A Response to the #NashvilleStatement

A Response to the #NashvilleStatement

The Council on Biblical Manhood and Womanhood, a group of Evangelical leaders, recently released its “Nashville Statement,” fourteen articles elaborating its rejection of homosexuality, “transgenderism,” and basically any expressions of gender and sexuality outside of cisgendered, heterosexual marriage.

The statement is, theologically, a non-event: a re-affirmation of all the same beliefs in the Council’s first statement thirty years ago, as they rejected the “scourge” of feminism.  But, of course, things have changed: the enemy is no longer feminism (that battle, at least in the hearts of many, they lost), but LGBTQ+ inclusion and equality.
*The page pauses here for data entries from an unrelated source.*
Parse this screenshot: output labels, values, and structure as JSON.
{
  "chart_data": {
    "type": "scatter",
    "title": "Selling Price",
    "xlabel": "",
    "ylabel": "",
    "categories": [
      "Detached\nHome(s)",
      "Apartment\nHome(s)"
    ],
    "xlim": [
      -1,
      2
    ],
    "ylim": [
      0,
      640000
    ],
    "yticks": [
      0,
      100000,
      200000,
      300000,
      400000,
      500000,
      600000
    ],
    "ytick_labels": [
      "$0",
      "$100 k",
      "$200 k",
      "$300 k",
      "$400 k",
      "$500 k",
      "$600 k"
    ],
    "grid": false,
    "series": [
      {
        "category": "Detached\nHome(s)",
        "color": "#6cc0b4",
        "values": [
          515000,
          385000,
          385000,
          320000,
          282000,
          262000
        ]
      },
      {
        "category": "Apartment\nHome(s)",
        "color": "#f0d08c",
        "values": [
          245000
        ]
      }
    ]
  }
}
Good words have already come in response to this statement from both evangelicals and mainline voices.  Some have noted with incredulity the timing of the statement: given rising flood waters and horrifying expressions of white supremacy, reasserting rehearsed rhetoric on sexuality seems particularly out of touch.

To our eyes, though, as pastors, and to Bromleigh as a writer on Christian sexual ethics, the timing is part and parcel of how fundamentalist Christianity has always functioned in this country – tied to nation building and reactive to social change.  This statement is witness to the death throes (however prolonged) of the fundamentalist social vision, with its non-Biblical nationalism.

Unfortunately, there is collateral damage. The Council is content to function as theological terrorist, casting rhetorical grenades into already vulnerable lives of queer people. But terrorism can be fought: with clear thinking, with empathy. The task for the majority of Christians in this country is to change the conversation, to take action – theological, political, and relational – to limit the power and undercut any legitimacy the Council claims.

– Mike Solberg and Bromleigh McCleneghan,
pastors of the Union Church of Hinsdale, U.C.C.

3 Comments

  1. John Jacus

    Three cheers for you, Mike and Bromliegh!! Too many, including a few in my family, are straddling the fence. One foot is in this century, using smart phones, GPS, applauding space exploration and benefits of science. The other foot trusts that it is planted on the firm ground of the Dark Ages: a flat world, each word in the Bible is sacred and true, not word pictures to help the less-than-literate people of the ancient world coexist, even with members of the same family.

    We believers who grasp reality are with you all the way.

  2. JD Greer

    This blog post is so disappointing. It is evident that Mike and Bromleigh failed to read the Nashville statement in the context it was published, which is to call those who are far from God to return back. Too many ‘believers’ continue to chose a lifestyle which is opposed to the way of our loving Father, and fail to understand that moral boundaries have been established by a loving God for our good. But of course, many will reject even the claims of the Bible, in order to accommodate lifestyles that do not reach back to the Dark Ages, but rather reaches back to the beginning of time when mankind first rebelled. Jn 14:15 – Mt 17:13 – Jn 10:9 –

  3. Mike Solberg

    Mr. Greer, we quite thoroughly read the Nashville Statement in the context in which it was published. But we quite thoroughly disagree with it. We believe the meaning of scripture is not locked into the time period and culture in which it was written. We are meant to be shaped and formed deeply by scripture and then apply God’s love and priorities to our lives today. We worship Jesus Christ, revealed in scripture, not the (narrow, literal) text of scripture. I am sure you believe you do the same, and I am not going to change your mind in this message, so I wish you a blessed and grace-filled journey of faith.